For the perspective case, Mper is:

_            _
| 1  0  0  0 |
| 0  1  0  0 |
| 0  0  1  0 |
| 0  0 -1  0 |
-            -

Multiplying the Mper matrix and the vector (X, Y, Z, 1) holding a given point, gives the resulting vector (X, Y, Z, -Z).

7. Translate and Scale into device coordinates

All of the points that were in the original view volume are still within the following range:

-1 <= X <= 1
-1 <= Y <= 1
-1 <= Z <= 0

In the parallel case all of the points are at their correct X and Y locations on the Z=0 plane. In the perspective case the points are scattered in the space, but each has a W value of -Z which will map each (X, Y, Z) point to the appropriate (X', Y') place on the projection plane.

Now we will map these points into the viewport by moving to device coordinates.

This involves the following steps:

  1. translate view volume so its corner (-1, -1, -1) is at the origin
  2. scale to match the size of the 3D viewport (which keeps the corner at the origin)
  3. translate the origin to the lower left hand corner of the viewport

Mvv3dv = T(Xviewmin, Yviewmin, Zviewmin) * Svv3dv * T(1, 1, 1)

where

Svv3dv = S( (Xviewmax-Xviewmin)/2, (Yviewmax-Yviewmin)/2, (Zviewmax-Zviewmin)/1 )

You should note here that these parameters will only depend on the size and shape of the viewport - they are independant of the camera settings, so if the viewport is not resized, these matrices will remain constant and reusable.

*** note that the red book has another misprint in this section.
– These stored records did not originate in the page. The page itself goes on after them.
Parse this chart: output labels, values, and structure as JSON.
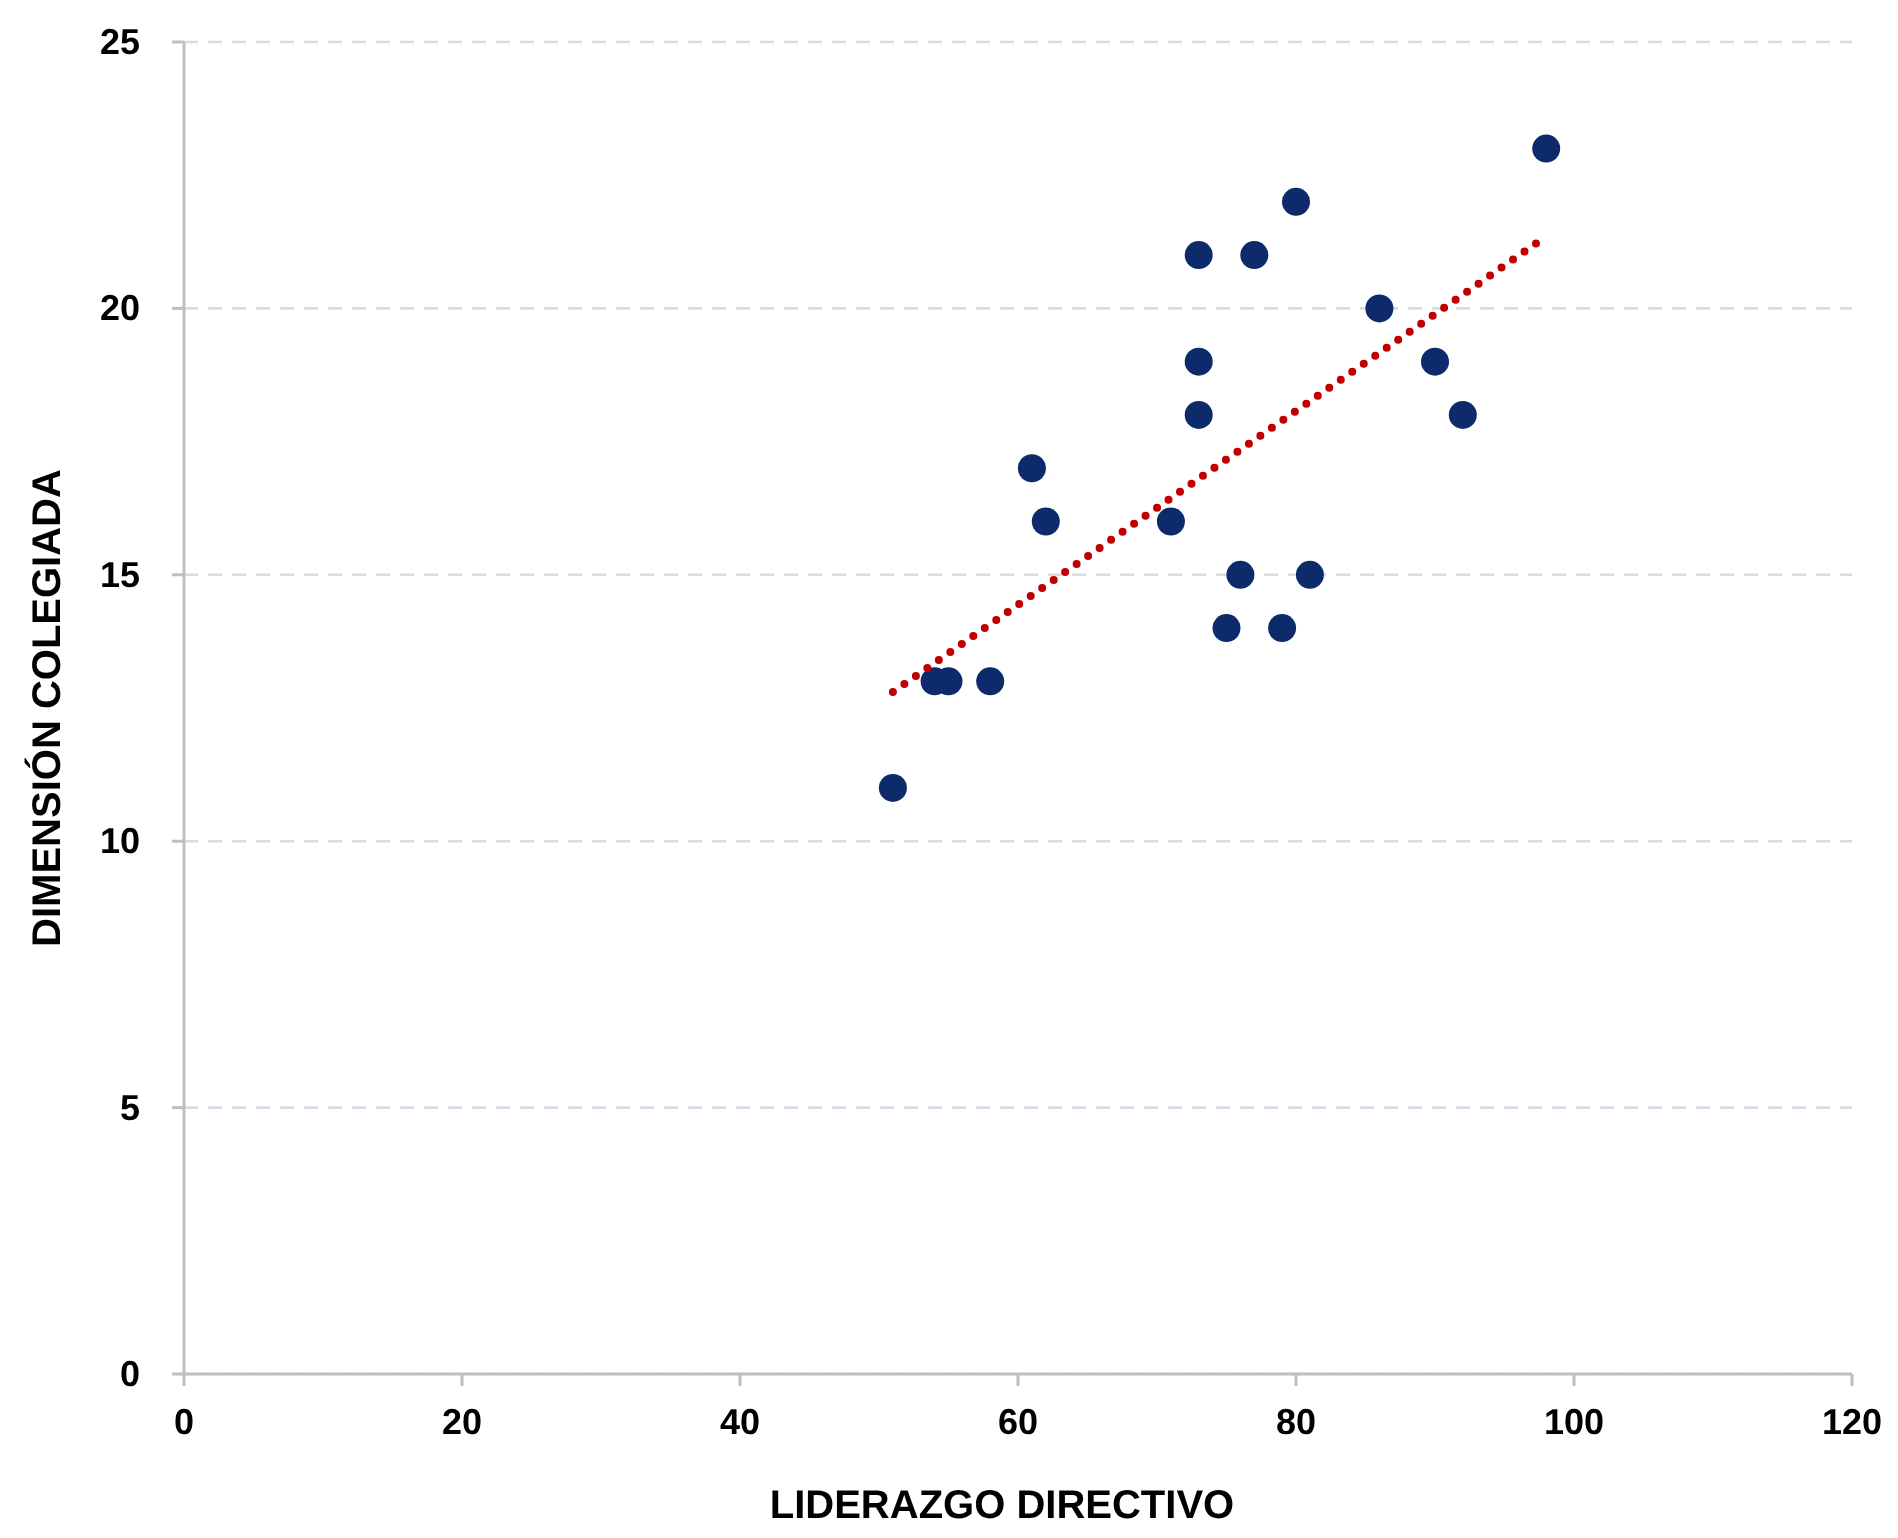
{
  "chart_data": {
    "type": "scatter",
    "xlabel": "LIDERAZGO DIRECTIVO",
    "ylabel": "DIMENSIÓN COLEGIADA",
    "xlim": [
      0,
      120
    ],
    "xticks": [
      0,
      20,
      40,
      60,
      80,
      100,
      120
    ],
    "ylim": [
      0,
      25
    ],
    "yticks": [
      0,
      5,
      10,
      15,
      20,
      25
    ],
    "grid": "y",
    "series": [
      {
        "marker": "circle",
        "color": "#0d2a6b",
        "x": [
          51,
          54,
          55,
          58,
          61,
          62,
          71,
          73,
          73,
          73,
          75,
          76,
          77,
          79,
          80,
          81,
          86,
          90,
          92,
          98
        ],
        "values": [
          11,
          13,
          13,
          13,
          17,
          16,
          16,
          21,
          19,
          18,
          14,
          15,
          21,
          14,
          22,
          15,
          20,
          19,
          18,
          23
        ]
      },
      {
        "type": "line",
        "marker": "none",
        "color": "#c00000",
        "line_style": "dotted",
        "x": [
          51,
          98
        ],
        "values": [
          12.8,
          21.35
        ]
      }
    ]
  }
}
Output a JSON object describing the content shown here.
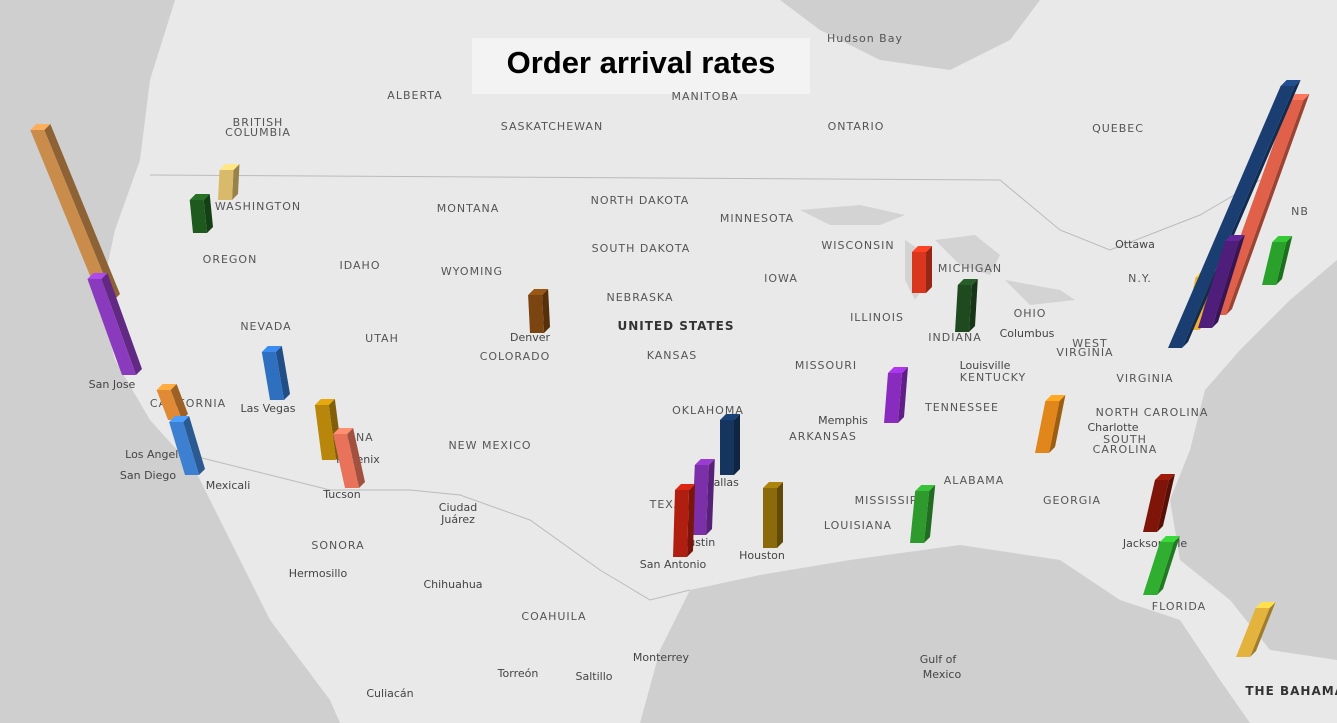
{
  "title": "Order arrival rates",
  "labels": [
    "Hudson Bay",
    "ALBERTA",
    "MANITOBA",
    "SASKATCHEWAN",
    "ONTARIO",
    "QUEBEC",
    "BRITISH",
    "COLUMBIA",
    "WASHINGTON",
    "MONTANA",
    "NORTH DAKOTA",
    "MINNESOTA",
    "OREGON",
    "IDAHO",
    "WYOMING",
    "SOUTH DAKOTA",
    "WISCONSIN",
    "MICHIGAN",
    "IOWA",
    "NEBRASKA",
    "UNITED STATES",
    "Ottawa",
    "NEVADA",
    "UTAH",
    "Denver",
    "COLORADO",
    "KANSAS",
    "ILLINOIS",
    "INDIANA",
    "OHIO",
    "Columbus",
    "MISSOURI",
    "WEST",
    "VIRGINIA",
    "Louisville",
    "KENTUCKY",
    "VIRGINIA",
    "San Jose",
    "Las Vegas",
    "CALIFORNIA",
    "OKLAHOMA",
    "Memphis",
    "TENNESSEE",
    "NORTH CAROLINA",
    "Charlotte",
    "SOUTH",
    "CAROLINA",
    "ARKANSAS",
    "NEW MEXICO",
    "ONA",
    "Phoenix",
    "Los Angeles",
    "San Diego",
    "Mexicali",
    "Tucson",
    "Dallas",
    "ALABAMA",
    "GEORGIA",
    "MISSISSIPPI",
    "LOUISIANA",
    "TEXAS",
    "Ciudad",
    "Juárez",
    "Austin",
    "San Antonio",
    "Houston",
    "Jacksonville",
    "FLORIDA",
    "SONORA",
    "Hermosillo",
    "Chihuahua",
    "COAHUILA",
    "Monterrey",
    "Torreón",
    "Saltillo",
    "Gulf of",
    "Mexico",
    "Culiacán",
    "THE BAHAMAS",
    "N.Y.",
    "NB"
  ],
  "bars": [
    {
      "color": "#d9b96a",
      "value": 30
    },
    {
      "color": "#1e5a1e",
      "value": 33
    },
    {
      "color": "#c98c4a",
      "value": 170
    },
    {
      "color": "#8a3bbd",
      "value": 96
    },
    {
      "color": "#2f6fc0",
      "value": 48
    },
    {
      "color": "#e08a35",
      "value": 30
    },
    {
      "color": "#3d7fd0",
      "value": 53
    },
    {
      "color": "#b8860b",
      "value": 55
    },
    {
      "color": "#e8735a",
      "value": 54
    },
    {
      "color": "#7a4510",
      "value": 38
    },
    {
      "color": "#d9361e",
      "value": 41
    },
    {
      "color": "#1f4a1f",
      "value": 47
    },
    {
      "color": "#8a2bc0",
      "value": 50
    },
    {
      "color": "#e0861a",
      "value": 52
    },
    {
      "color": "#15355e",
      "value": 55
    },
    {
      "color": "#7b2fa8",
      "value": 70
    },
    {
      "color": "#b01e10",
      "value": 67
    },
    {
      "color": "#8a6a0a",
      "value": 60
    },
    {
      "color": "#2e9a2e",
      "value": 52
    },
    {
      "color": "#7e1508",
      "value": 52
    },
    {
      "color": "#2fae2f",
      "value": 53
    },
    {
      "color": "#e3b33e",
      "value": 49
    },
    {
      "color": "#2aa12a",
      "value": 43
    },
    {
      "color": "#f0b030",
      "value": 53
    },
    {
      "color": "#e0604a",
      "value": 215
    },
    {
      "color": "#1a3e72",
      "value": 262
    },
    {
      "color": "#4e1e7a",
      "value": 87
    }
  ]
}
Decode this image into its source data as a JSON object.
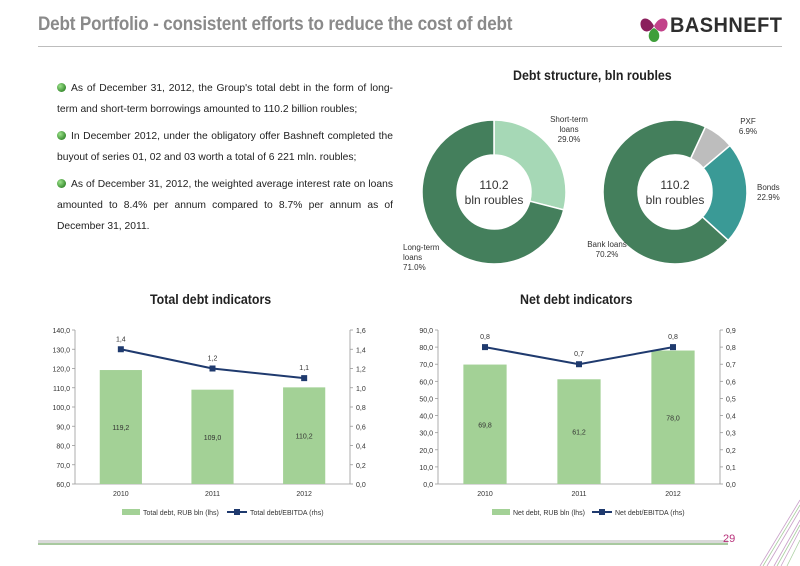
{
  "header": {
    "title": "Debt Portfolio - consistent efforts to reduce the cost of debt",
    "logo_text": "BASHNEFT"
  },
  "bullets": [
    "As of December 31, 2012, the Group's total debt in the form of long-term and short-term borrowings amounted to 110.2 billion roubles;",
    "In December 2012, under the obligatory offer Bashneft completed the buyout of series 01, 02 and 03 worth a total of 6 221 mln. roubles;",
    "As of December 31, 2012, the weighted average interest rate on loans amounted to 8.4% per annum compared to 8.7% per annum as of December 31, 2011."
  ],
  "page_number": "29",
  "colors": {
    "accent_green": "#3f7d5c",
    "light_green": "#9fd3ae",
    "teal": "#3a9a96",
    "grey": "#bdbdbd",
    "bar_green": "#9fce92",
    "line_navy": "#1f3a6e",
    "page_number": "#b8307a"
  },
  "chart_data": [
    {
      "type": "pie",
      "title": "Debt structure, bln roubles",
      "center_label": [
        "110.2",
        "bln roubles"
      ],
      "slices": [
        {
          "name": "Short-term loans",
          "label_lines": [
            "Short-term",
            "loans",
            "29.0%"
          ],
          "value": 29.0,
          "color": "#a6d8b6"
        },
        {
          "name": "Long-term loans",
          "label_lines": [
            "Long-term",
            "loans",
            "71.0%"
          ],
          "value": 71.0,
          "color": "#447f5c"
        }
      ]
    },
    {
      "type": "pie",
      "title": "",
      "center_label": [
        "110.2",
        "bln roubles"
      ],
      "slices": [
        {
          "name": "PXF",
          "label_lines": [
            "PXF",
            "6.9%"
          ],
          "value": 6.9,
          "color": "#bdbdbd"
        },
        {
          "name": "Bonds",
          "label_lines": [
            "Bonds",
            "22.9%"
          ],
          "value": 22.9,
          "color": "#3a9a96"
        },
        {
          "name": "Bank loans",
          "label_lines": [
            "Bank loans",
            "70.2%"
          ],
          "value": 70.2,
          "color": "#447f5c"
        }
      ]
    },
    {
      "type": "bar",
      "title": "Total debt indicators",
      "categories": [
        "2010",
        "2011",
        "2012"
      ],
      "series": [
        {
          "name": "Total debt, RUB bln (lhs)",
          "values": [
            119.2,
            109.0,
            110.2
          ],
          "labels": [
            "119,2",
            "109,0",
            "110,2"
          ]
        },
        {
          "name": "Total debt/EBITDA (rhs)",
          "values": [
            1.4,
            1.2,
            1.1
          ],
          "labels": [
            "1,4",
            "1,2",
            "1,1"
          ],
          "axis": "right",
          "kind": "line"
        }
      ],
      "ylim": [
        60,
        140
      ],
      "y_ticks": [
        "60,0",
        "70,0",
        "80,0",
        "90,0",
        "100,0",
        "110,0",
        "120,0",
        "130,0",
        "140,0"
      ],
      "y2lim": [
        0,
        1.6
      ],
      "y2_ticks": [
        "0,0",
        "0,2",
        "0,4",
        "0,6",
        "0,8",
        "1,0",
        "1,2",
        "1,4",
        "1,6"
      ],
      "legend": "bottom"
    },
    {
      "type": "bar",
      "title": "Net debt indicators",
      "categories": [
        "2010",
        "2011",
        "2012"
      ],
      "series": [
        {
          "name": "Net debt, RUB bln (lhs)",
          "values": [
            69.8,
            61.2,
            78.0
          ],
          "labels": [
            "69,8",
            "61,2",
            "78,0"
          ]
        },
        {
          "name": "Net debt/EBITDA (rhs)",
          "values": [
            0.8,
            0.7,
            0.8
          ],
          "labels": [
            "0,8",
            "0,7",
            "0,8"
          ],
          "axis": "right",
          "kind": "line"
        }
      ],
      "ylim": [
        0,
        90
      ],
      "y_ticks": [
        "0,0",
        "10,0",
        "20,0",
        "30,0",
        "40,0",
        "50,0",
        "60,0",
        "70,0",
        "80,0",
        "90,0"
      ],
      "y2lim": [
        0,
        0.9
      ],
      "y2_ticks": [
        "0,0",
        "0,1",
        "0,2",
        "0,3",
        "0,4",
        "0,5",
        "0,6",
        "0,7",
        "0,8",
        "0,9"
      ],
      "legend": "bottom"
    }
  ]
}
The discussion of the translation matrix before equation 6.44 has a spurious not equal to sign.

8. Divide by W to go from homogeneous to 2D coordinates

Again we just take (x, y, z, W) and divide all the terms by W to get (x/W, y/W, z/W, 1) and then we ignore the 1 to go back to 3D coordinates.

In the parallel case dropping the W takes us back to 3D coordinates with Z=0, which really means we now have 2D coordinates on the projection plane.

In the perspective projection case, dividing by W will affect the transformation of the points. Dividing by W (which is -Z) takes us back to the 3D coordinates of (-X/Z, -Y/Z, -1, 1). Dropping the W takes us to the 3D coordinates of (-X/Z, -Y/Z, -1) which positions all of the points onto the Z=-1 projection plane which is what we wanted. Dropping the Z coordinate gives us the 2D location on the Z=-1 plane.

The Second Method

BUT ... there is still the second method where we clip in homogeneous coordinates to be more general

The normalization step (step 2) is slighly different here, as both the parallel and perspective projections need to be normalized into the canonical parallel perspective view volume.

Npar above does this for the parallel case.

Nper' for the perspective case is M * Nper. Nper is the normalization given in step 2. This is the same normalization that needed to be done in step 8 of method one before we could convert to 2D coordinates.

M =

1 0 0 0
0 1 0 0
0 0 1/(1+Zmin) z/(1+Zmin)
0 0 -1 0

Now in both the parallel and perspective cases the clipping routine is the same.

Again we have 6 planes to clip against:

but since W can be positive or negative the region defined by those planes is different depending on W.

2nd method step 4: Then we know all of the points that were in the original view volume are now within the following range:

-1 <= X <= 1
-1 <= Y <= 1
-1 <= Z <= 0

Now we need to map these points into the viewport by moving to the device coordinates.

This involves the following steps:

  1. translate view volume so its corner (-1, -1, -1) is at the origin
  2. scale to match the size of the 3D viewport (which keeps the corner at the origin)
  3. translate the origin to the lower left hand corner of the viewport

Mvv3dv = T(Xviewmin, Yviewmin, Zviewmin) * Svv3dv * T(1, 1, 1)

where
Svv3dv = S( (Xviewmax-Xviewmin)/2, (Yviewmax-Yviewmin)/2, (Zviewmax-Zview.min)/1 )

The new x and new y give us the information we need for the 2D version, but we will also find the new z to be useful for determining occlusion - which we will discuss in a few weeks as z-buffer techniques.

2nd method step 5: Then we divide by W to go from homogeneous to 2D coordinates. In the perspective projection case, dividing by W will affect the transformation of the points.

*** note that the red book has another misprint in this section. The discussion of the translation matrix before equation 6.44 has a spurious not equal to sign.